黎绪不理睬我们两个人的小把戏,自顾自将昨天通宵研究“上帝之手”卷宗发现的一些细节和由此产生的想法说给我们听,大家一起头脑风暴,我再把别的一些相关线索结合起来考虑,把整件事情整理出一条大概的脉胳,这次的思考方式以夏东屹为中心。
必须以夏东屹为中心。
他是重中之重的人物,之前被我们轻视了。
重新梳理过以后,我们认为在“上帝之手”连环案里,夏东屹和杨文烁之间并不是最初我们所认为的那样是“合作”关系,而应该单纯只是利用和被利用的关系,所有一切都是设计好了的,每个环节每个细节都在夏东屹的掌握之中,不曾出过半点差错。
包括成冬林突然被抛出也不是因为我的敏捷思维和侦查速度打乱了他们的进程,夏东屹并不在乎什么时候把成冬林抛出,他从容得很,无愧“上帝之手”这个称号。
杨文烁再得意,也只是夏东屹手里的一颗棋子,完美利用到收官,而杨文烁大概也意识到这点了,所以她会突然冒出想杀死我的念头,因为夏东屹曾和她说过,我这个人,动不得。她就偏想跟夏东屹对着干,想动我一动,结果却因为我不了解情况,对她有善意,加上正好有警察出现,她才放弃。
之前代芙蓉说过,梁宝市那桩“油画案”的案发现场是个废弃的旧仓库,是连着好几间仓库中的一间。他赶在警察之前到现场,除拍下命案状况照片外还拍下了仓库墙壁上一片落英草,根据那片落英草和他的综合描述,我相信命案现场的隔壁或者地下有个用来培植特殊药草的空间,成冬林选择那里杀人纯粹因为它废弃以久、鲜有人至、空间合适,也就是说,完全是个巧合。但之后的事情就再不是巧合了。
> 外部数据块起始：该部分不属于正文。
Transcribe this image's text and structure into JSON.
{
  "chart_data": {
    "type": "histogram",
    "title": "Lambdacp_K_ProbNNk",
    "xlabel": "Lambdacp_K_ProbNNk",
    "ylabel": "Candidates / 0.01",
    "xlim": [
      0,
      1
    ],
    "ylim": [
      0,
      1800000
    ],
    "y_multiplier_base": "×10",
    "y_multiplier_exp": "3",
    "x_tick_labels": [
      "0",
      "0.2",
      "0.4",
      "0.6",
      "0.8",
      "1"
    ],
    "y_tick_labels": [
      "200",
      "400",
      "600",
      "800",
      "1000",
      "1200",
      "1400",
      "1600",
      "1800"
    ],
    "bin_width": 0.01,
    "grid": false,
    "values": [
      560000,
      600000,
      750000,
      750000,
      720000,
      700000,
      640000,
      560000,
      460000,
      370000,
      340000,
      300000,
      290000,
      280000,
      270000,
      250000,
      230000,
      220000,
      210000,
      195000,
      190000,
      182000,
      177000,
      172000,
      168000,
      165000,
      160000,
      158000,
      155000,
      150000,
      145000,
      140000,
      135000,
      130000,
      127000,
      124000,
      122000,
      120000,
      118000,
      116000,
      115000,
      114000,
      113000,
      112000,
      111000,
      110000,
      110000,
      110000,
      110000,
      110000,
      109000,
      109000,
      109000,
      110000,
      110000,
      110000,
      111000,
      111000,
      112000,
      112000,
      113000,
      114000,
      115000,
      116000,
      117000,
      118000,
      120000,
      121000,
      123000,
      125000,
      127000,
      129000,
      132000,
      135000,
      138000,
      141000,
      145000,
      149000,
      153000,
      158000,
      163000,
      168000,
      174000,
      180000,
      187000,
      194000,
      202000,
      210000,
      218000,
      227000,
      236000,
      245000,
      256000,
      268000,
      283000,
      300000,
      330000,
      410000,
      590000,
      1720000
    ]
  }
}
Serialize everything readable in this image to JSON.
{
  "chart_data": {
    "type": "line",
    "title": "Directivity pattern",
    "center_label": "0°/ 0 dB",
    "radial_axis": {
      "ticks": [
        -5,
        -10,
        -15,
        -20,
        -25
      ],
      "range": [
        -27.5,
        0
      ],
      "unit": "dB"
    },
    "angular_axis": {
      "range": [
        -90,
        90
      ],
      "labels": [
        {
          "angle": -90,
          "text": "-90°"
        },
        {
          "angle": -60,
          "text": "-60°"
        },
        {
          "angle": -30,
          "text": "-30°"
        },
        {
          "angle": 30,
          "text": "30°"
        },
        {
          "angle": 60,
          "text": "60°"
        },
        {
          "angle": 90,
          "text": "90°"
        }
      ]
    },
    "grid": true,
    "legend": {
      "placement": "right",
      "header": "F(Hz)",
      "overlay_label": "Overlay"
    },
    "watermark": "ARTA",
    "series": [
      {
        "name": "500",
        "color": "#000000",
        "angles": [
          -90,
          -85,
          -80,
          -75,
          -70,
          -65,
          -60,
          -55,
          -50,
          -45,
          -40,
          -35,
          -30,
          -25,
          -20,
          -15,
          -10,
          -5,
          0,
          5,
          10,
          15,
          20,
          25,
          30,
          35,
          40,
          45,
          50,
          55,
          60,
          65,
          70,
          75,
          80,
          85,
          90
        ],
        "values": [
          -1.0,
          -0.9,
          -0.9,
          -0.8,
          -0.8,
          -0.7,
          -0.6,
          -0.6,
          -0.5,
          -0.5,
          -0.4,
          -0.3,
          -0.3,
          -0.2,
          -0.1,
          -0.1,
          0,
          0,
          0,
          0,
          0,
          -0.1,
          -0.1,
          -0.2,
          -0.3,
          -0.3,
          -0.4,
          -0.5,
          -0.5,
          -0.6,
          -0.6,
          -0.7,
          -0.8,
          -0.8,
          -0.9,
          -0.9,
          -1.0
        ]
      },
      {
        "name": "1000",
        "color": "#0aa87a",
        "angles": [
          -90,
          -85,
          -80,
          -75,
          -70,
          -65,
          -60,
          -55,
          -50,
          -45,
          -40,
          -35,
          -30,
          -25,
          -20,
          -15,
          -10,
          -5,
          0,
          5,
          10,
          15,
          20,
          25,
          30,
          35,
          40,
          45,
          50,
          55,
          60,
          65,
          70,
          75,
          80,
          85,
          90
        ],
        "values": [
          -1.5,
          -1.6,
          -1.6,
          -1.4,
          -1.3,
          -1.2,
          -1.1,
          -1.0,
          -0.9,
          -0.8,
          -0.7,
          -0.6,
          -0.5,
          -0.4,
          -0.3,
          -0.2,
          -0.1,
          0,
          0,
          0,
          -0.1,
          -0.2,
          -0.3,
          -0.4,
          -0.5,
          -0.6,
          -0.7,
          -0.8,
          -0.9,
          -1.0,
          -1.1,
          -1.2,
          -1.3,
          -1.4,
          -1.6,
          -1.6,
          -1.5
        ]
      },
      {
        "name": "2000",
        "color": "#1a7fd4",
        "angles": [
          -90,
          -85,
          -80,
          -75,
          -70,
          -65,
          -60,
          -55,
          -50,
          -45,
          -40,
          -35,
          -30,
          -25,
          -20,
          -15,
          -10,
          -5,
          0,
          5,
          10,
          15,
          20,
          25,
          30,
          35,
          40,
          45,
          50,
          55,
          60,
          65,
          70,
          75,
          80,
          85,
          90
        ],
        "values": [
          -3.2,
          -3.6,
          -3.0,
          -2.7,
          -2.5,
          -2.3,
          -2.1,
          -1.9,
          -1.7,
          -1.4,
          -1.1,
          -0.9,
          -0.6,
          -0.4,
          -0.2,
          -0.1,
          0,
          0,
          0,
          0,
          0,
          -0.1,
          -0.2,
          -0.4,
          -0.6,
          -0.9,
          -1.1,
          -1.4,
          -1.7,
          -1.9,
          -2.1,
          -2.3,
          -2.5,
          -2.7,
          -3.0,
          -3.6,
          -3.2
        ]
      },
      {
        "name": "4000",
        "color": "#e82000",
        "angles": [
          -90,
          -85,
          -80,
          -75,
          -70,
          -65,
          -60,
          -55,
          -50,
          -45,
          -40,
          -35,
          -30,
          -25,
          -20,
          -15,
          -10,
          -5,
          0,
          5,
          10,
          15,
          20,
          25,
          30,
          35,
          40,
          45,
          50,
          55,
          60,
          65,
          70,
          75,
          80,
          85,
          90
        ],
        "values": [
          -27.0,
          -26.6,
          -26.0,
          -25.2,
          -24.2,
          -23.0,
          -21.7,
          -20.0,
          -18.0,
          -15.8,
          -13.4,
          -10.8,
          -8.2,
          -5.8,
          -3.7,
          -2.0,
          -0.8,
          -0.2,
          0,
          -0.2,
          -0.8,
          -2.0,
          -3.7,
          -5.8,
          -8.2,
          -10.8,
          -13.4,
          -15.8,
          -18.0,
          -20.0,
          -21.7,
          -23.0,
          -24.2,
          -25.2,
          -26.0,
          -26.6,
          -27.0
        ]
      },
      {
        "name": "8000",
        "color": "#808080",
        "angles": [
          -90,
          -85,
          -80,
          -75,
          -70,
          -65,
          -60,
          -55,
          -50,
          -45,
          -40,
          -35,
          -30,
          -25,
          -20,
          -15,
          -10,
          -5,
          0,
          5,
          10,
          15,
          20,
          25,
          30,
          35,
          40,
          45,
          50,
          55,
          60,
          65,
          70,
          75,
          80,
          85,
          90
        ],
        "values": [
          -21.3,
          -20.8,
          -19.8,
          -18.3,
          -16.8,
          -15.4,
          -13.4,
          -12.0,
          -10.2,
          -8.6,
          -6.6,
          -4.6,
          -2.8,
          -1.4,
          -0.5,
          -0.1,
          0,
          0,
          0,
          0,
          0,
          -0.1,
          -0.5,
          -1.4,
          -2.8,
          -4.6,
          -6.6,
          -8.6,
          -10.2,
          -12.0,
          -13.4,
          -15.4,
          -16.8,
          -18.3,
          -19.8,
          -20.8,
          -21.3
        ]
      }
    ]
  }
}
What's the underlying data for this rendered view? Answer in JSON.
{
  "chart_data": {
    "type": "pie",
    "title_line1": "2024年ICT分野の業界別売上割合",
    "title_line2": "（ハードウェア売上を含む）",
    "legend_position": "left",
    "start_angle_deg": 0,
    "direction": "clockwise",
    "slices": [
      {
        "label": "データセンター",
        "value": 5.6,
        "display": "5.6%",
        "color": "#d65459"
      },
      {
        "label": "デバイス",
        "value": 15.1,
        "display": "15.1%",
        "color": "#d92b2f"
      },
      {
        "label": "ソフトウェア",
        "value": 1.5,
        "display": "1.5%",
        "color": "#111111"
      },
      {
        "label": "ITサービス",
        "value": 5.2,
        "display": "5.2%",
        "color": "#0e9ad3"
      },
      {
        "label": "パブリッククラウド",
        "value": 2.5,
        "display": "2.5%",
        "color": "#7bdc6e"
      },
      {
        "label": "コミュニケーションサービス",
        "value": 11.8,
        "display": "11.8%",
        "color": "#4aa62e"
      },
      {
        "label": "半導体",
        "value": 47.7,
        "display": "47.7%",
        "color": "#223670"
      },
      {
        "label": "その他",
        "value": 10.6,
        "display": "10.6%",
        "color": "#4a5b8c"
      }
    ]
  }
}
之后的一切,都是必然,是他选择那间仓库杀人所造成的后果。
成冬林一定在那间仓库里面或者附近发现了什么了不得的事情,但他没有惊动任何人,悄无声息隐匿了。
仓库里的尸体被人发现以后,整片区域都变成命案现场被封锁。在里面培植药草的人——从后面的结果看,那人就应该是黄福康,或者跟黄福康关系很近的人,他们为了不泄露药草的秘密,动用了什么很大的权势力量,立刻接管命案现场并做了彻底的清场,以致代芙蓉再次探访时一无所获。
帮助他们清理那一切的,绝对是凌驾于警察之上的力量,很可能就是一再被提及的那个“上面”。也就是说,不管苏墨森他们做什么、怎么做、在哪做,始终都有一股强大的力量在罩着,出任何纰漏都能轻而易举解决。
同样的情况也出现在苏墨森和百安制药厂的关系里,而那个“上面”最直接的体现是廖世贵。
很可能成冬林在犯完“油画案”之后发现了药草培植室的秘密,或者拿到了什么有关把柄,使得黄福康不得不查他。黄福康有强大的政&府背景支持,自然能调取任何想调取的案件卷宗,由此锁定到成冬林身上,可惜他不够小心,也可能是不够残忍——从各方面的资料看,他是个非常善良十分温和的人,没听见过不好的评价,在与恶的较量中,他天性里最好的部分成了致他命的缺陷,没能拿住成冬林反而被他钉上十字架绑在桥墩上溺死了。
之后是邢维娜。
邢维娜曾是黄福康的养女,黄福康遇害后一系列手续都是她出面处理的,包括把黄福康那个生活无法自理的养子苏醒送入医院。她在黄福康的遗物中发现他生前做的连环凶杀案的调查资料,立刻明白了杀他的凶手就是那个变态连环凶手成冬林。
她对这种事情没有经验,当时肯定很慌张,不知道该不该报警,但她认识一个学法律的人,就是杨文烁。她曾移植骨髓治杨文烁的病,自那以后杨家一直跟她保持友好联系。她认为杨文烁能帮她出出主意,所以将黄福康遗物中发现的那些资料复印了一份寄给杨家,自己留了一份。可惜在杨文烁提供帮助前她就被成冬林谋害了。
而杨文烁……
我相信,杨文烁原本并没有兴趣管邢维娜的事,没打算要帮她什么忙,她不是那种讲感情讲义气知恩图报的人,她之所以掺和进来,实施一起复仇性质的连环凶杀案,完全是被夏东屹推动的。